Bill Bailey remained in my possession for nearly two years. During that time he covered three thousand miles, consumed more petrol and oil than I should have thought possible, ran through two sets of tyres, and cost a sum of money in repairs which would have purchased a small steam yacht.

There were moments when I loved him like a brother; others, more frequent, when he was an offence to my vision. The Gruffin, on the other hand, having fallen in love with him on sight, worshipped him with increasing ardour and true feminine perversity the dingier and more repulsive he grew.

Not that we had not our great days. Once we overtook and inadvertently ran over a hen—an achievement which, while it revolted my humanitarian instincts and filled the radiator with feathers, struck me as dirt cheap at half a crown. Again, there was the occasion upon which we were caught in a police-trap. Never had I felt so proud of Bill Bailey as when I stood in the dock listening to a policeman’s Homeric description of our flight, over a measured quarter of a mile. At the end of the recital, despite my certain knowledge that Bill’s limit was about twenty-three miles an hour, I felt that I must in common fairness enter him at Brooklands next season. The Gruffin, who came to see me through, afterwards assured her mother that I thanked the Magistrate who fined me and handed my accusing angel five shillings.

But there was another side to the canvas. Many were the excursions upon which we embarked, only to tramp home in the rain at the end of the day, leaving word at Mr. Gootch’s to send out and tow Bill Bailey home. Many a time, too, have Bill and I formed the nucleus of an interested crowd in a village street, Bill inert and unresponsive, while I, perspiring vigorously and studiously ignoring inquiries as to whether I could play “The Merry Widow Waltz,” desolately turned the starting-handle, to evoke nothing more than an inferior hurdy-gurdy melody syncopated by explosions at irregular intervals. Once, too, when in a fit of overweening presumption I essayed to drive across London, we broke down finally and completely exactly opposite “The Angel” at Islington, where Bill Bailey, with his back wheels locked fast in some new and incomprehensible manner,—another vagary of the differential, I suppose,—despite the urgent appeals of seven policemen, innumerable errand-boys, and the drivers, conductors, and passengers of an increasing line of London County Council electric tramcars, stood his ground in the fairway for nearly a quarter of an hour. Finally, he was lifted up and carried bodily, by a self-appointed Committee of Public Safety, to the side of the road, to be conveyed home in a trolley.
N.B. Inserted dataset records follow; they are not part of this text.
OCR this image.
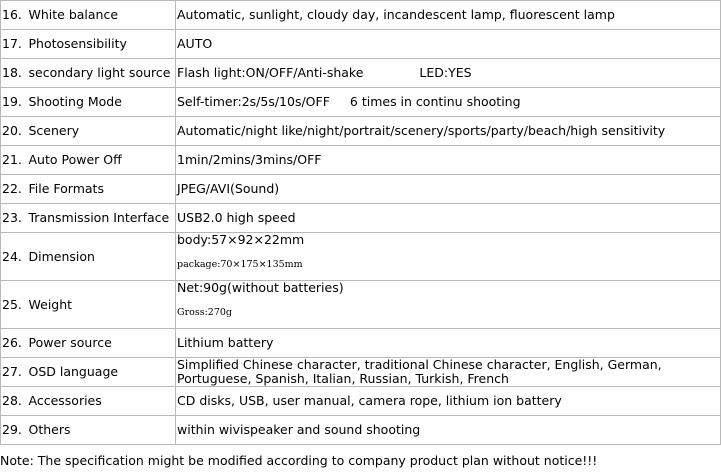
16.	White balance	Automatic, sunlight, cloudy day, incandescent lamp, fluorescent lamp
17.	Photosensibility	AUTO
18.	secondary light source	Flash light:ON/OFF/Anti-shake LED:YES
19.	Shooting Mode	Self-timer:2s/5s/10s/OFF 6 times in continu shooting
20.	Scenery	Automatic/night like/night/portrait/scenery/sports/party/beach/high sensitivity
21.	Auto Power Off	1min/2mins/3mins/OFF
22.	File Formats	JPEG/AVI(Sound)
23.	Transmission Interface	USB2.0 high speed
24.	Dimension	body:57×92×22mm
package:70×175×135mm

25.	Weight	Net:90g(without batteries)
Gross:270g

26.	Power source	Lithium battery
27.	OSD language	Simplified Chinese character, traditional Chinese character, English, German,
Portuguese, Spanish, Italian, Russian, Turkish, French
28.	Accessories	CD disks, USB, user manual, camera rope, lithium ion battery
29.	Others	within wivispeaker and sound shooting
Note: The specification might be modified according to company product plan without notice!!!
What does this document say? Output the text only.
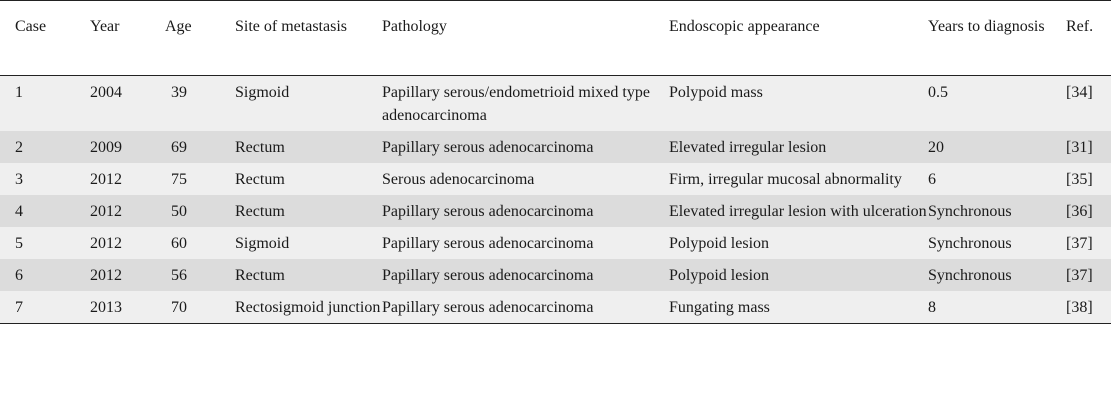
Case	Year	Age	Site of metastasis	Pathology	Endoscopic appearance	Years to diagnosis	Ref.
1	2004	39	Sigmoid	Papillary serous/endometrioid mixed type adenocarcinoma	Polypoid mass	0.5	[34]
2	2009	69	Rectum	Papillary serous adenocarcinoma	Elevated irregular lesion	20	[31]
3	2012	75	Rectum	Serous adenocarcinoma	Firm, irregular mucosal abnormality	6	[35]
4	2012	50	Rectum	Papillary serous adenocarcinoma	Elevated irregular lesion with ulceration	Synchronous	[36]
5	2012	60	Sigmoid	Papillary serous adenocarcinoma	Polypoid lesion	Synchronous	[37]
6	2012	56	Rectum	Papillary serous adenocarcinoma	Polypoid lesion	Synchronous	[37]
7	2013	70	Rectosigmoid junction	Papillary serous adenocarcinoma	Fungating mass	8	[38]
But all flesh is as grass. Bill Bailey’s days drew to an end. The French-grey in his complexion was becoming indistinguishable from the red; his joints rattled like dry bones; his fanfare horn was growing asthmatic. Old age was upon him, and I, with the ingratitude of man to the faithful servant who has outlived his period of usefulness, sold him to Mr. Gootch for fifteen sovereigns and a small lady’s bicycle.

Only The Gruffin mourned his passing. She said little, but accepted the bicycle (which I had purchased for her consolation) with becoming meekness.

At ten o’clock on the night before Bill Bailey’s departure—he was to be sent for early in the morning—the nurse announced with some concern that Miss Alethea (The Gruffin) was not in her bed. She was ultimately discovered in the coach-house, attired in a pink dressing-gown and bath slippers. She was kneeling with her arms round as much of Bill Bailey as they could encompass; her long hair flowed and rippled over his scratched and dinted bonnet; and she was crying as if her very heart would break.

IV
“BILL BAILEY” COMES AGAIN

A year later I bought a new car. It possessed four cylinders and an innumerable quantity of claims to perfection. The engine would start at the pressure of a button; the foot-brake and accelerator never became involved in an unholy alliance; it could climb any hill; and outlying portions of its anatomy adhered faithfully to the parent body. Pedestrians and domestic animals no longer took refuge in ditches at our approach. On the contrary, we charmed them like Orpheus with his lute; for the sound of our engine never rose above a sleek and comfortable purr, while the note of the horn suggested the first three bars of “Onward, Christian Soldiers!”

My wife christened the new arrival The Greyhound, but The Gruffin, faithful to the memory of the late lamented Bill Bailey, never referred to it as anything but The Egg-Boiler. This scornful denotation found some justification in the car’s ornate nickel-plated radiator, whose curving sides and domed top made up a far-away resemblance to the heavily patented and highly explosive contrivance which daily terrorised our breakfast-table.